Researchers and students of the University Centers of Exact Sciences and Engineering (CUCEI) and Health (CUCS) of the University of Guadalajara study β-cariofilene, a molecule that has had useful uses proven in the treatment of anxiety and depression.
This non -addictive molecule is found in some herbs of culinary use, such as basil, oregano, rosemary, black pepper, smell nail, among others, but also marijuana (cannabis sativa), which is the source of which researchers aredoing your job.
Scientists have expanded the research of β-cariophylene and examine their effect on glucose metabolism, neuropathic pain and depression associated with diabetes.
The person in charge of the research is the science doctor Juan Manuel Viveros Paredes, a professor of the Department of Pharmacobiology of CUCEI, who says that in the cannabis plant there are more than 400 compounds, of which 140 are terpenoid-Cariofilene.
According to information published by the ID agency, Dr. Viveros Paredes said that “so far the results in vivo in rodents are encouraging to think that with a single daily dose taken regularly from this molecule there could be a multiple effect against any type of diabetesbadly treated chronicle and their sequelae, without the need for several drugs.It may be a adjuvant of already prescribed therapies. ”
The study of Dr. Viveros Paredes and his team worked with rodent groups that presented diabetes.After the administration of the β-cycling molecule, a reduction in blood glucose concentration was observed.Pain by neuropathies associated with the condition was also reduced and the depression caused by the same disease and drugs to treat it was even controlled.

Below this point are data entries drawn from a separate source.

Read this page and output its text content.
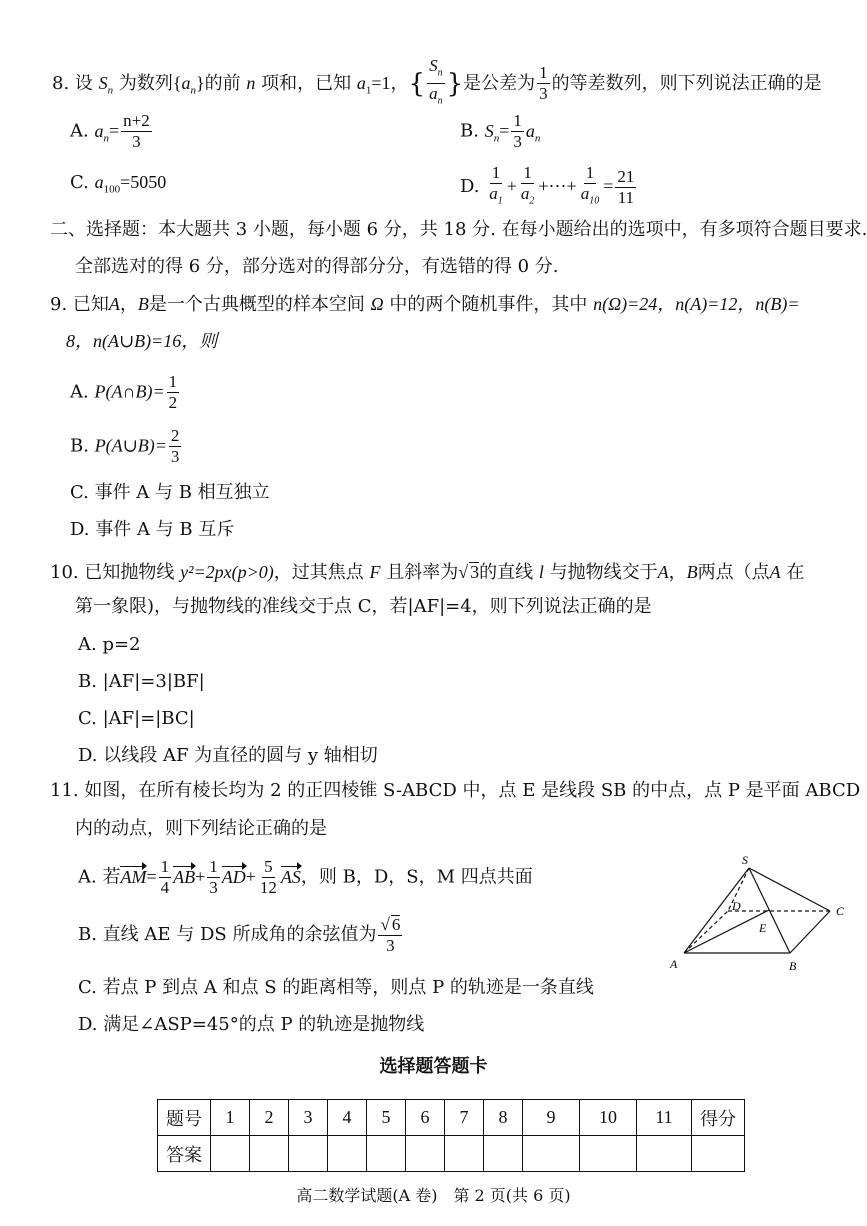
8. 设 $S_n$ 为数列$\{a_n\}$的前 n 项和，已知 $a_1=1$，{ $\frac{S_n}{a_n}$ }是公差为 $\frac{1}{3}$ 的等差数列，则下列说法正确的是
A. $a_n= \frac{n+2}{3}$	B. $S_n= \frac{1}{3} a_n$
C. $a_{100}=5050$	D. $\frac{1}{a_1} + \frac{1}{a_2}$ +⋯+ $\frac{1}{a_{10}} = \frac{21}{11}$
二、选择题：本大题共 3 小题，每小题 6 分，共 18 分. 在每小题给出的选项中，有多项符合题目要求.
全部选对的得 6 分，部分选对的得部分分，有选错的得 0 分.
9. 已知A，B是一个古典概型的样本空间 Ω 中的两个随机事件，其中 n(Ω)=24，n(A)=12，n(B)=
8，n(A∪B)=16，则
A. P(A∩B)= $\frac{1}{2}$
B. P(A∪B)= $\frac{2}{3}$
C. 事件 A 与 B 相互独立
D. 事件 A 与 B 互斥
10. 已知抛物线 y²=2px(p>0)，过其焦点 F 且斜率为√ 3的直线 l 与抛物线交于A，B两点（点A 在
第一象限)，与抛物线的准线交于点 C，若|AF|=4，则下列说法正确的是
A. p=2
B. |AF|=3|BF|
C. |AF|=|BC|
D. 以线段 AF 为直径的圆与 y 轴相切
11. 如图，在所有棱长均为 2 的正四棱锥 S-ABCD 中，点 E 是线段 SB 的中点，点 P 是平面 ABCD
内的动点，则下列结论正确的是
A. 若$AM= \frac{1}{4} AB+ \frac{1}{3} AD+ \frac{5}{12}$ AS，则 B，D，S，M 四点共面
B. 直线 AE 与 DS 所成角的余弦值为 $\frac{√ 6}{3}$
C. 若点 P 到点 A 和点 S 的距离相等，则点 P 的轨迹是一条直线
D. 满足∠ASP=45°的点 P 的轨迹是抛物线
S
D	C
E
A	B
选择题答题卡
题号	1	2	3	4	5	6	7	8	9	10	11	得分
答案												
高二数学试题(A 卷)　第 2 页(共 6 页)
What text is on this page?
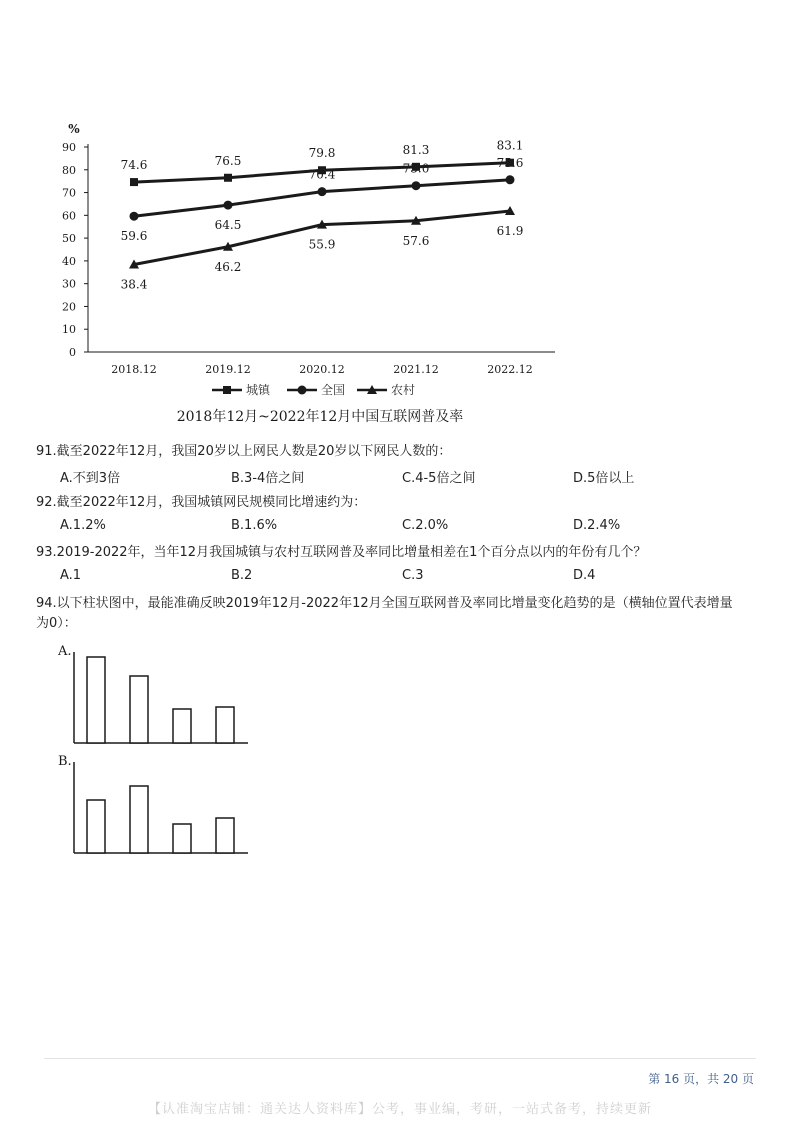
%
0
10
20
30
40
50
60
70
80
90
2018.12	2019.12	2020.12	2021.12	2022.12
74.6	76.5
79.8	81.3	83.1
59.6
64.5
70.4	73.0	75.6
38.4
46.2
55.9	57.6
61.9
城镇	全国	农村
2018年12月~2022年12月中国互联网普及率
91.截至2022年12月，我国20岁以上网民人数是20岁以下网民人数的：
A.不到3倍	B.3-4倍之间	C.4-5倍之间	D.5倍以上
92.截至2022年12月，我国城镇网民规模同比增速约为：
A.1.2%	B.1.6%	C.2.0%	D.2.4%
93.2019-2022年，当年12月我国城镇与农村互联网普及率同比增量相差在1个百分点以内的年份有几个？
A.1	B.2	C.3	D.4
94.以下柱状图中，最能准确反映2019年12月-2022年12月全国互联网普及率同比增量变化趋势的是（横轴位置代表增量为0）：
A.
B.
第 16 页，共 20 页
【认准淘宝店铺：通关达人资料库】公考，事业编，考研，一站式备考，持续更新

"We observed that the diabetes mice showed greater immobility with respect to our control group, and also that the group treated with β-cariophylene," adds the student of the PhD in Science in Biotechnological Processes, of the CUCEI.However, in which it was treated with the substance they reversed immobility and, therefore, depression, ”explained the teacher Dalia Samanta Aguilar Ávila, a member of the scientific team.
The study also participated in the Biomedical Research Center of the West, the Mexican Social Security Institute (IMSS) and the University of Bern, in Switzerland, an institution that isolates and characterizes the β-Caryophylane of Cannabis.